Corker: Failure to Deliver on Commitments to Ukraine a Blight on U.S. Policy
WASHINGTON – Reflecting bipartisan concern in Congress over the Obama administration’s hesitant response to Russian violations of a second ceasefire in Ukraine, U.S. Senator Bob Corker (R-Tenn.), chairman of the Senate Foreign Relations Committee, today at a committee hearing on the crisis in Ukraine referred to the administration’s failure to deliver on military and non-military assistance for Ukraine as “a blight” on 70 years of defending democracy in Europe.
“Our country made a commitment in 1994 to defend Ukraine’s sovereignty and territorial integrity, which has been under a near constant assault by Russia for more than a year. More recently, we lured Ukraine West by supporting their desire for closer association with Europe.
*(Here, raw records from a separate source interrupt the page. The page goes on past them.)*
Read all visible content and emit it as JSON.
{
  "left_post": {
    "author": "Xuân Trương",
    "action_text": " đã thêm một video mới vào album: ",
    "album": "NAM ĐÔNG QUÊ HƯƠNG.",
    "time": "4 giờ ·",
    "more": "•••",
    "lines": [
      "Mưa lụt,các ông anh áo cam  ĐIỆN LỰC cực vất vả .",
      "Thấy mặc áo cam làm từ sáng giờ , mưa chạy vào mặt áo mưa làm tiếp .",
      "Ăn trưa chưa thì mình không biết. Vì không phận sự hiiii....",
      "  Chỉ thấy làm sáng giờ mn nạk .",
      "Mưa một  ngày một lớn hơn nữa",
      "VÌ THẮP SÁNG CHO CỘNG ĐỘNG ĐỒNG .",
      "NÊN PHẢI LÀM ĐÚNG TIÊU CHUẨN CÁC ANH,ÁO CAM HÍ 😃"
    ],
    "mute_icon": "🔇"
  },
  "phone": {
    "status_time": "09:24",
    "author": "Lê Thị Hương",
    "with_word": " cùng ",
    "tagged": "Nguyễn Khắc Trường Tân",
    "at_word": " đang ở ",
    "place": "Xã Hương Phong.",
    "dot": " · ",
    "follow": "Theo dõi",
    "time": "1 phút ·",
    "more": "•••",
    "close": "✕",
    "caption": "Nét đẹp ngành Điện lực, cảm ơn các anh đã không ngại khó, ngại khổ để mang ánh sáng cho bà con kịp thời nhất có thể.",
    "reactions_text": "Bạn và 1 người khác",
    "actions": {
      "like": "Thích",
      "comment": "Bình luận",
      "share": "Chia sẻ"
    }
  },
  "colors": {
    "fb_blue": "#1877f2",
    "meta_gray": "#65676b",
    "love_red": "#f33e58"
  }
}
Now with Ukraine’s future in the balance, the refusal of the administration to step up with more robust support for Ukraine and further pressure on Russia is a blight on U.S. policy and 70 years of defending a Europe that is whole, democratic, and free,” said Corker in his opening remarks.
Yesterday in a letter to the president, Senator Corker demanded a report to Congress that was due on February 15 about U.S. plans for providing defensive lethal assistance to Ukraine. Corker emphasized today how this indecisiveness over bolstering Ukraine’s defensive military capabilities is affecting the U.S. strategy for deterring Russian aggression.
“In my view, any strategy will not be effective unless the United States begins to provide Ukraine with the ability to inflict serious military costs using defensive weapons on the thousands of Russian troops operating in its eastern regions,” Corker said.
In questioning before the committee today, Principal Deputy Under Secretary of Defense for Policy Brian P. McKeon revealed only half of $118 million in U.S. non-lethal military assistance for Ukraine has been delivered to date.
“Senator Corker, what I could say is we share your frustration about the speed of delivery of our commitments. And the new secretary has pressed us on this. In fact, in one of my first meetings with him, he said to us, ‘Let's start a new policy. Let's not promise assistance unless we can deliver it quickly," McKeon said.
Senator Corker also noted the importance of U.S. and European financial assistance for stabilizing Ukraine’s economy to avoid a collapse that would play directly into Russia’s hands.
“I do hope that we are committed to providing, and our partners, the financial assistance that's going to be necessary to keep Ukraine afloat. I think the greatest victory for Putin, other than certainly making us look really weak to the world right now and certainly not following through on our commitments…would be for Ukraine to fall…by economic conditions,” he said.